In other words, on Tuesday Kavanaugh more or less confirmed he’s the fifth vote to strike Roe v. Wade by directly aligning himself with Roberts. And then on Wednesday, the 11th Circuit Court of Appeals provided him a possible vehicle to do so: It is all but a given that Alabama will appeal the decision to the Roberts Court.
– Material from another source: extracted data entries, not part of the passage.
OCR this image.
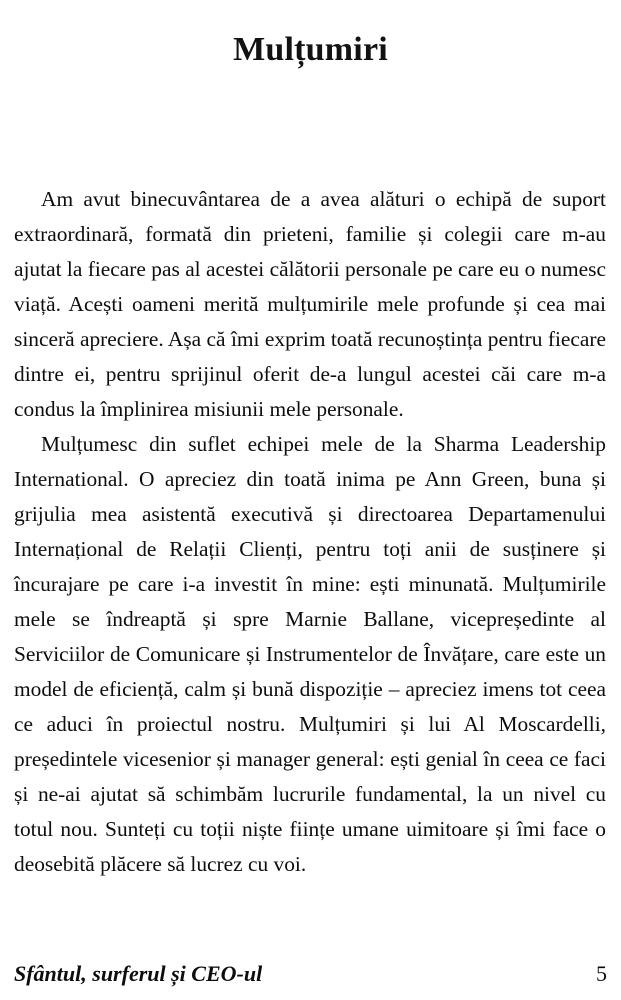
Mulțumiri

Am avut binecuvântarea de a avea alături o echipă de suport extraordinară, formată din prieteni, familie și colegii care m-au ajutat la fiecare pas al acestei călătorii personale pe care eu o numesc viață. Acești oameni merită mulțumirile mele profunde și cea mai sinceră apreciere. Așa că îmi exprim toată recunoștința pentru fiecare dintre ei, pentru sprijinul oferit de-a lungul acestei căi care m-a condus la împlinirea misiunii mele personale.

Mulțumesc din suflet echipei mele de la Sharma Leadership International. O apreciez din toată inima pe Ann Green, buna și grijulia mea asistentă executivă și directoarea Departamenului Internațional de Relații Clienți, pentru toți anii de susținere și încurajare pe care i-a investit în mine: ești minunată. Mulțumirile mele se îndreaptă și spre Marnie Ballane, vicepreședinte al Serviciilor de Comunicare și Instrumentelor de Învățare, care este un model de eficiență, calm și bună dispoziție – apreciez imens tot ceea ce aduci în proiectul nostru. Mulțumiri și lui Al Moscardelli, președintele vicesenior și manager general: ești genial în ceea ce faci și ne-ai ajutat să schimbăm lucrurile fundamental, la un nivel cu totul nou. Sunteți cu toții niște ființe umane uimitoare și îmi face o deosebită plăcere să lucrez cu voi.

Sfântul, surferul și CEO-ul	5
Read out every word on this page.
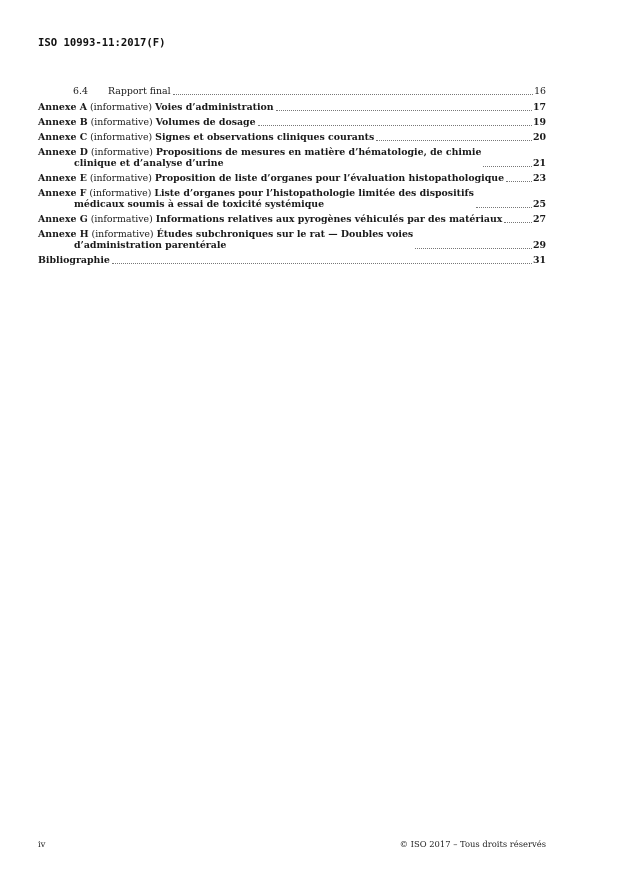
ISO 10993-11:2017(F)
6.4 Rapport final	16
Annexe A (informative) Voies d’administration	17
Annexe B (informative) Volumes de dosage	19
Annexe C (informative) Signes et observations cliniques courants	20
Annexe D (informative) Propositions de mesures en matière d’hématologie, de chimie
clinique et d’analyse d’urine	21
Annexe E (informative) Proposition de liste d’organes pour l’évaluation histopathologique	23
Annexe F (informative) Liste d’organes pour l’histopathologie limitée des dispositifs
médicaux soumis à essai de toxicité systémique	25
Annexe G (informative) Informations relatives aux pyrogènes véhiculés par des matériaux	27
Annexe H (informative) Études subchroniques sur le rat — Doubles voies
d’administration parentérale	29
Bibliographie	31
iv	© ISO 2017 – Tous droits réservés
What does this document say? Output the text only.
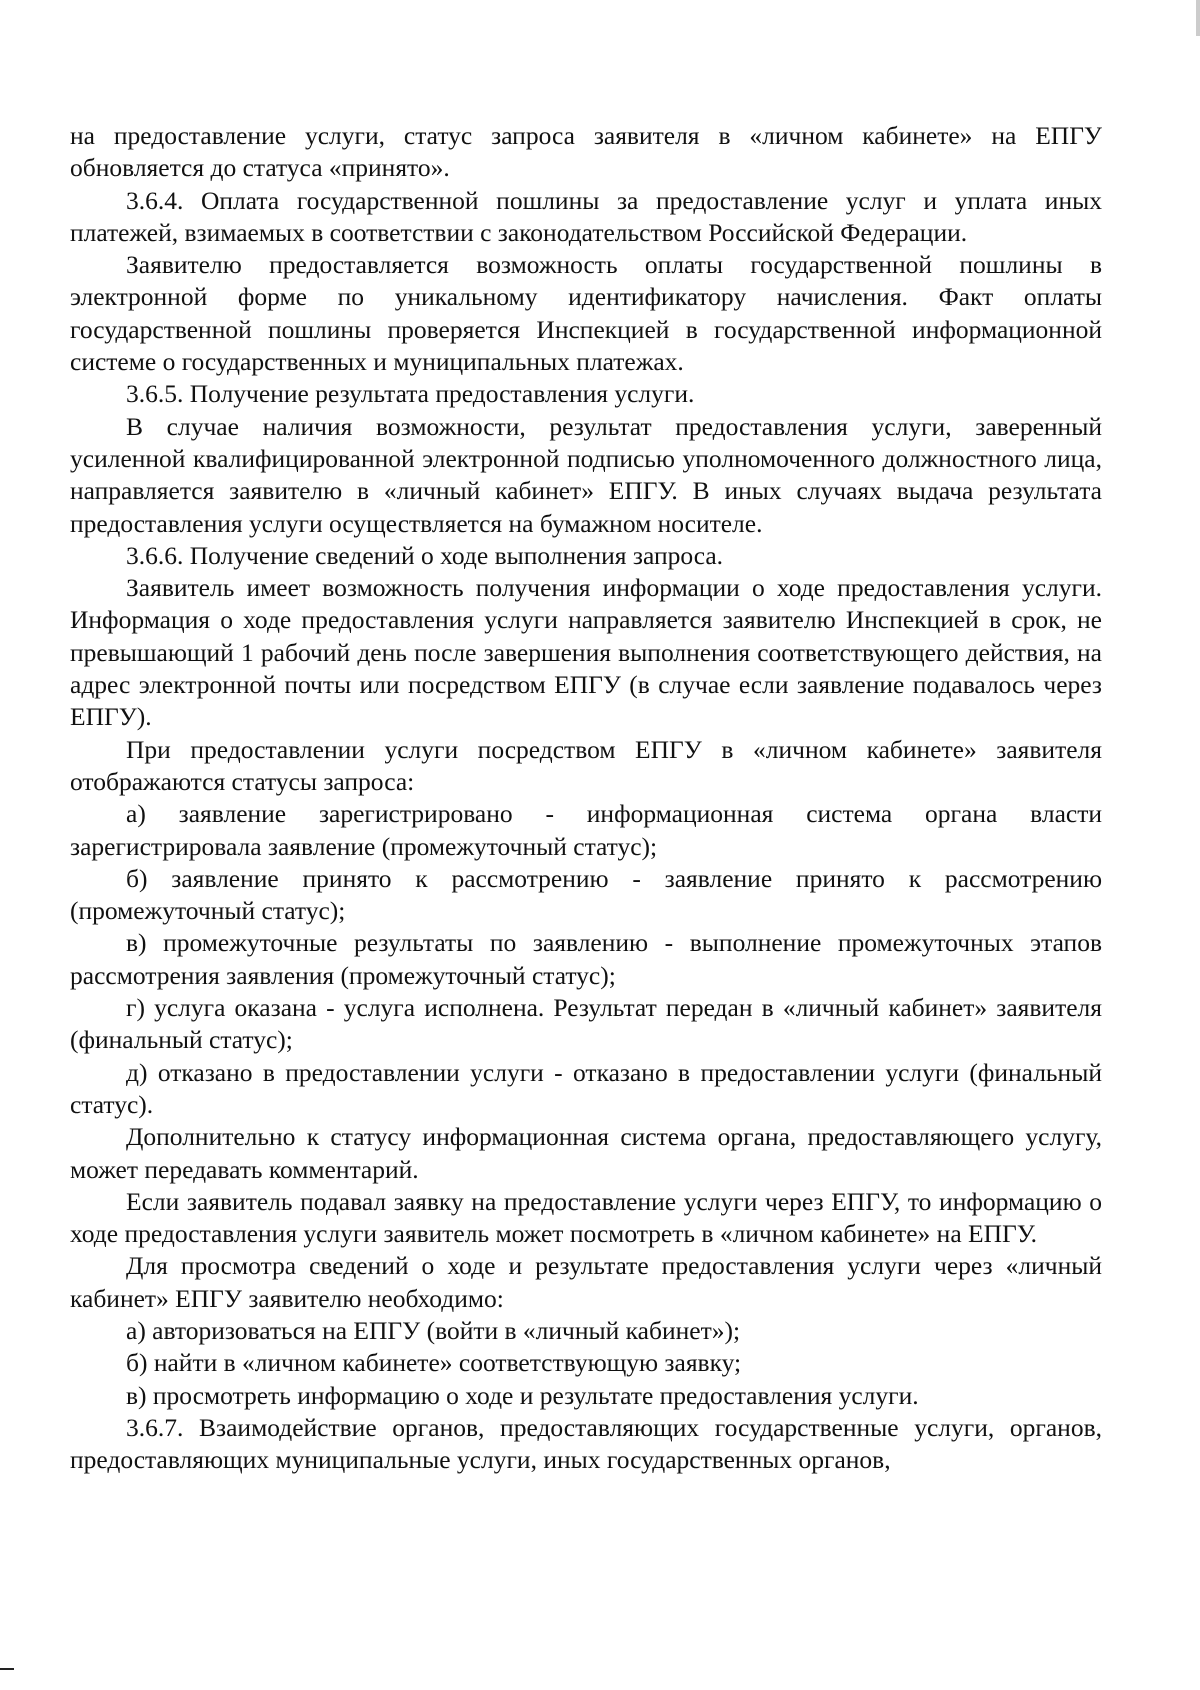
на предоставление услуги, статус запроса заявителя в «личном кабинете» на ЕПГУ обновляется до статуса «принято».

3.6.4. Оплата государственной пошлины за предоставление услуг и уплата иных платежей, взимаемых в соответствии с законодательством Российской Федерации.

Заявителю предоставляется возможность оплаты государственной пошлины в электронной форме по уникальному идентификатору начисления. Факт оплаты государственной пошлины проверяется Инспекцией в государственной информационной системе о государственных и муниципальных платежах.

3.6.5. Получение результата предоставления услуги.

В случае наличия возможности, результат предоставления услуги, заверенный усиленной квалифицированной электронной подписью уполномоченного должностного лица, направляется заявителю в «личный кабинет» ЕПГУ. В иных случаях выдача результата предоставления услуги осуществляется на бумажном носителе.

3.6.6. Получение сведений о ходе выполнения запроса.

Заявитель имеет возможность получения информации о ходе предоставления услуги. Информация о ходе предоставления услуги направляется заявителю Инспекцией в срок, не превышающий 1 рабочий день после завершения выполнения соответствующего действия, на адрес электронной почты или посредством ЕПГУ (в случае если заявление подавалось через ЕПГУ).

При предоставлении услуги посредством ЕПГУ в «личном кабинете» заявителя отображаются статусы запроса:

а) заявление зарегистрировано - информационная система органа власти зарегистрировала заявление (промежуточный статус);

б) заявление принято к рассмотрению - заявление принято к рассмотрению (промежуточный статус);

в) промежуточные результаты по заявлению - выполнение промежуточных этапов рассмотрения заявления (промежуточный статус);

г) услуга оказана - услуга исполнена. Результат передан в «личный кабинет» заявителя (финальный статус);

д) отказано в предоставлении услуги - отказано в предоставлении услуги (финальный статус).

Дополнительно к статусу информационная система органа, предоставляющего услугу, может передавать комментарий.

Если заявитель подавал заявку на предоставление услуги через ЕПГУ, то информацию о ходе предоставления услуги заявитель может посмотреть в «личном кабинете» на ЕПГУ.

Для просмотра сведений о ходе и результате предоставления услуги через «личный кабинет» ЕПГУ заявителю необходимо:

а) авторизоваться на ЕПГУ (войти в «личный кабинет»);

б) найти в «личном кабинете» соответствующую заявку;

в) просмотреть информацию о ходе и результате предоставления услуги.

3.6.7. Взаимодействие органов, предоставляющих государственные услуги, органов, предоставляющих муниципальные услуги, иных государственных органов,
And Alabama is not alone. Kentucky, Arkansas, Kansas, Louisiana, Mississippi, Oklahoma, Texas, and West Virginia have all enacted some form of ban on D and E abortions. Only Mississippi and West Virginia’s laws are currently in effect, as federal or state courts have blocked the remaining measures. Arkansas and Texas have their cases pending before the Eighth and Fifth circuit courts of appeals, respectively. A September 2019 trial is scheduled in the case challenging Louisiana’s ban. Kentucky’s ban remains blocked while the case challenging it proceeds. 

Any one of these cases, or some combination of all of them, could find their way before the Roberts Court within the next year or two. Should that happen, we will see the first true test of Roe‘s and Casey’s resilience. Can abortion rights jurisprudence survive at the Supreme Court without Justice Kennedy and with someone like Brett Kavanaugh as his replacement? If Wednesday’s opinion is any clue, conservative federal courts sure hope not.